Credit: Kirsten Lee/NPG

The contribution of adult-born neurons in the hippocampal dentate gyrus to memory functions is much debated. Tonegawa and colleagues now show that adult-born granule cells switch their roles in spatial memory as they age.

Pattern separation enables animals to distinguish between similar experiences, whereas pattern completion allows animals to recall a full memory from a subset of cues that were present during the original experience. Adult-born granule cells are thought to have a role in pattern separation, but little is known about the relative contribution to this process of newborn cells versus older adult-born cells and cells born during development. Even less is known about whether granule cells are involved in pattern completion.

To tackle these issues, the authors created triple transgenic mice in which tetanus toxin (TeTX) was expressed specifically in dentate gyrus (DG) granule cells (DG-TeTX mice). TeTX cleaves vesicle-associated membrane protein 2, preventing vesicle fusion and thus blocking synaptic transmission at synapses between mossy fibres (which originate in granule cells) and CA3. The animals received doxycyclin (Dox), which blocks TeTX expression, in their drinking water or food from conception until adulthood. At this time Dox was withdrawn, resulting in re-expression of TeTX in existing granule cells.

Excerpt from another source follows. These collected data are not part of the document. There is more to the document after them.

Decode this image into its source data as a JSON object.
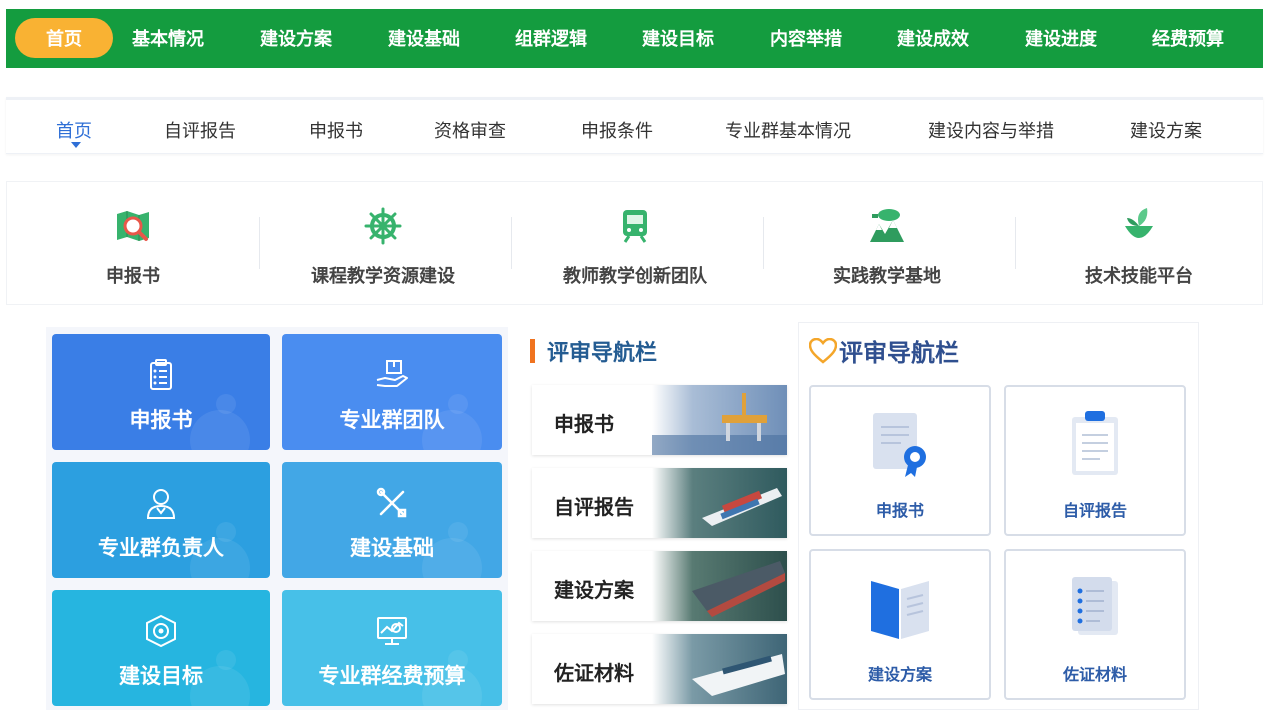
{
  "topnav": {
    "items": [
      "首页",
      "基本情况",
      "建设方案",
      "建设基础",
      "组群逻辑",
      "建设目标",
      "内容举措",
      "建设成效",
      "建设进度",
      "经费预算"
    ]
  },
  "subnav": {
    "items": [
      "首页",
      "自评报告",
      "申报书",
      "资格审查",
      "申报条件",
      "专业群基本情况",
      "建设内容与举措",
      "建设方案"
    ]
  },
  "iconrow": {
    "items": [
      {
        "label": "申报书",
        "icon": "map-search-icon"
      },
      {
        "label": "课程教学资源建设",
        "icon": "ship-wheel-icon"
      },
      {
        "label": "教师教学创新团队",
        "icon": "train-icon"
      },
      {
        "label": "实践教学基地",
        "icon": "landscape-icon"
      },
      {
        "label": "技术技能平台",
        "icon": "leaf-bowl-icon"
      }
    ]
  },
  "tiles": [
    {
      "label": "申报书",
      "icon": "clipboard-list-icon",
      "color": "#3a7ee6"
    },
    {
      "label": "专业群团队",
      "icon": "hand-box-icon",
      "color": "#4a8df0"
    },
    {
      "label": "专业群负责人",
      "icon": "user-icon",
      "color": "#2c9fe0"
    },
    {
      "label": "建设基础",
      "icon": "tools-icon",
      "color": "#42a7e6"
    },
    {
      "label": "建设目标",
      "icon": "target-cube-icon",
      "color": "#26b5e0"
    },
    {
      "label": "专业群经费预算",
      "icon": "monitor-chart-icon",
      "color": "#47c0e8"
    }
  ],
  "midpanel": {
    "title": "评审导航栏",
    "rows": [
      "申报书",
      "自评报告",
      "建设方案",
      "佐证材料"
    ]
  },
  "rightpanel": {
    "title": "评审导航栏",
    "cards": [
      "申报书",
      "自评报告",
      "建设方案",
      "佐证材料"
    ]
  },
  "colors": {
    "topnav_bg": "#149c3f",
    "topnav_active": "#f9b233",
    "subnav_active": "#2f6fd6",
    "accent_orange": "#f0731f"
  }
}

Importantly, newly born granule cells were not affected by TeTX or Dox.

Adult control and DG-TeTX mice were repeatedly exposed to two very similar contexts (A and B) but only received a footshock in context A. When the authors subsequently exposed the mice to the two contexts without any footshocks, both sets of mice froze only slightly longer during the exposure to context A than to context B, suggesting that the memories of the two contexts were not clearly separated.

the loss of synaptic transmission at mossy fibre–CA3 synapses in older granule cells enhanced pattern separation in highly similar contexts

The role of older granule cells in pattern separation became clear in six blocks of training and testing sessions that took place over the following 12 days. Here, mice were again exposed to both contexts and received footshocks in context A. DG-TeTX mice immediately showed more freezing in context A than in context B, whereas control mice only did so in the final two training blocks. Thus, the loss of synaptic transmission at mossy fibre–CA3 synapses in older granule cells enhanced pattern separation in highly similar contexts, suggesting that output from older granule cells might actually impair pattern separation.

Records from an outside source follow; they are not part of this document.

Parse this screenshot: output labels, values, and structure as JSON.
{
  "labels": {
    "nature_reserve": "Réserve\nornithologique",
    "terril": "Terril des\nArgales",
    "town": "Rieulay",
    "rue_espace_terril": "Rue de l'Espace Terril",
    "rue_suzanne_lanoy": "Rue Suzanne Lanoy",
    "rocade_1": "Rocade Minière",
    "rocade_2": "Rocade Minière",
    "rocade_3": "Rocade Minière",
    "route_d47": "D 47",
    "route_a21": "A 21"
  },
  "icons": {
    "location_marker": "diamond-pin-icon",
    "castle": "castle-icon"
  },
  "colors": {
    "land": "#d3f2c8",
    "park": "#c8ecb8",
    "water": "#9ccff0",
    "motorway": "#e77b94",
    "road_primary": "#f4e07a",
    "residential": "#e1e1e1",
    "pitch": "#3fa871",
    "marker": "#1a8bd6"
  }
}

To assess the contribution of newborn granule cells to pattern separation, the authors used X-irradiation to ablate these cells in control and DG-TeTX mice. Six weeks later the mice underwent fear conditioning as before, but this time involving two more-distinct contexts. In both sets of mice, ablation of newborn granule cells impaired context discrimination, confirming the importance of newborn granule cells for pattern separation.

The authors assessed pattern completion in control and DG-TeTX mice in a water-maze task. Here, the mice learned the position of a submerged platform relative to several environmental cues. Before the probe trial, one or more of these cues were removed to test whether the remaining cue (or cues) would initiate pattern completion. Control mice remembered the position of the platform in all of the probe trials, whereas DG-TeTX mice took longer to find the platform in probe trials in which only one cue was present. This indicates that older hippocampal granule cells promote rapid pattern completion. DG-TeTX mice showed a similar impairment in pattern completion in a pre-exposure-dependent contextual fear conditioning task.

These findings suggest that newborn granule cells are crucial for the formation of distinct new memories and that older cells have a role in spatial and contextual memory recall. Future research may show whether conditions associated with impaired survival of newborn neurons, such as stress, lead to specific impairments in pattern separation or pattern completion.